How Spaghetti Westerns Shaped Modern Cinema

In the realism, the set pieces, the operatic music, Sergio Leone was pointing the way towards modern filmmaking.
Jolly Film, Wikimedia Commons.

The movie that made me consider filmmaking, the movie that showed me how a director does what he does, how a director can control a movie through his camera, is Once Upon a Time in the West. It was almost like a film school in a movie. It really illustrated how to make an impact as a filmmaker. How to give your work a signature. I found myself completely fascinated, thinking: ‘That’s how you do it.’ It ended up creating an aesthetic in my mind.

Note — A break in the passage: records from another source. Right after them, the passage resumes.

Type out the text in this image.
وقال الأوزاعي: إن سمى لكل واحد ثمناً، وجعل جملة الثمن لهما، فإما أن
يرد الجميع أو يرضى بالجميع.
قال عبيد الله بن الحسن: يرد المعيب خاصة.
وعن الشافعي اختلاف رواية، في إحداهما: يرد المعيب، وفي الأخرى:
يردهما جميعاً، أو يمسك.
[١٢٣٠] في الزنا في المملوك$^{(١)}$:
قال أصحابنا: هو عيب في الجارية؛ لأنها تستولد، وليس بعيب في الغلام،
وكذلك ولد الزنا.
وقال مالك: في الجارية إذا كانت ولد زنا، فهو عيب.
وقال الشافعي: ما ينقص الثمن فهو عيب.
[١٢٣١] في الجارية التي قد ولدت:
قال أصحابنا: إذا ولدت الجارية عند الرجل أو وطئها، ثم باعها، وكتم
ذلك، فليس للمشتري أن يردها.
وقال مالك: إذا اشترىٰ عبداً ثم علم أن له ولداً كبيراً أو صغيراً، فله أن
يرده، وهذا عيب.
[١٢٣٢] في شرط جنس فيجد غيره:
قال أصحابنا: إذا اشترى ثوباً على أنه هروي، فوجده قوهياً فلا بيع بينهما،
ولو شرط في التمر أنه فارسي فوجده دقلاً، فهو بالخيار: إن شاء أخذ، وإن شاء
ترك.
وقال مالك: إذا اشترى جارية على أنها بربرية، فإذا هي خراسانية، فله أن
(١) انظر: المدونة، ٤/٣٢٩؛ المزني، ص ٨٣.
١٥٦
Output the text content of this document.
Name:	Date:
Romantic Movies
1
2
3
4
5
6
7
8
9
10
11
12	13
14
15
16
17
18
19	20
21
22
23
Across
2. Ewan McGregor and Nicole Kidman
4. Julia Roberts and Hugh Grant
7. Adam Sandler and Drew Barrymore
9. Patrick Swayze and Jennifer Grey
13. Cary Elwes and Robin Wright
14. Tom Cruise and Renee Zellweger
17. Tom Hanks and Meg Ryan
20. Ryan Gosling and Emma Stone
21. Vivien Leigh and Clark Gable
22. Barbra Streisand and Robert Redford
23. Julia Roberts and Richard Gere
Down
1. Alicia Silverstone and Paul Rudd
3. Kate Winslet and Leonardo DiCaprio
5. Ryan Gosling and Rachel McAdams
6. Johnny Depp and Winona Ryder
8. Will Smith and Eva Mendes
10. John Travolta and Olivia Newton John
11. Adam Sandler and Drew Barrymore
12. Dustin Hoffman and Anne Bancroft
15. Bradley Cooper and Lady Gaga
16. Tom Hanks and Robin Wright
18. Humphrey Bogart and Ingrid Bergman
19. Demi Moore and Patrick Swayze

There have only been a few filmmakers who have gone into an old genre and created a new universe out of it. I really like the idea of creating something new out of an old genre. To some degree, Jean-Pierre Melville did it with the French gangster films. But those Italian guys — Sergio Leone, Sergio Corbucci, Duccio Tessari and Franco Giraldi — did it best. They mostly started off as critics and worked their way up to screenwriters. And then they became the second unit guys, the guys that deliver the action. You have to go to the French New Wave to find a group of men who loved cinema as much as they did — except Leone and the others had a thriving film industry they could work their way into.

Leone’s movies weren’t just influenced by style. There was also a realism to them: those shitty Mexican towns, the little shacks — a bit bigger to accommodate the camera — all the plates they put the beans on, the big wooden spoons. The films were so realistic, which had always seemed to be missing in the westerns of the 1930s, 40s and 50s, in the brutality and the different shades of grey and black. Leone found an even darker black and off-white. There is realism in his presentation of the Civil War in The Good, the Bad and the Ugly that was missing from all the Civil War movies that happened before him. Wild and grandiose as it was, there was never a sentimental streak. Every once in a while he would do a sentimental thing like when the Man with No Name would hand a smoke to a dying soldier in The Good, the Bad and the Ugly, but that’s just about as close to sentimentality as he got.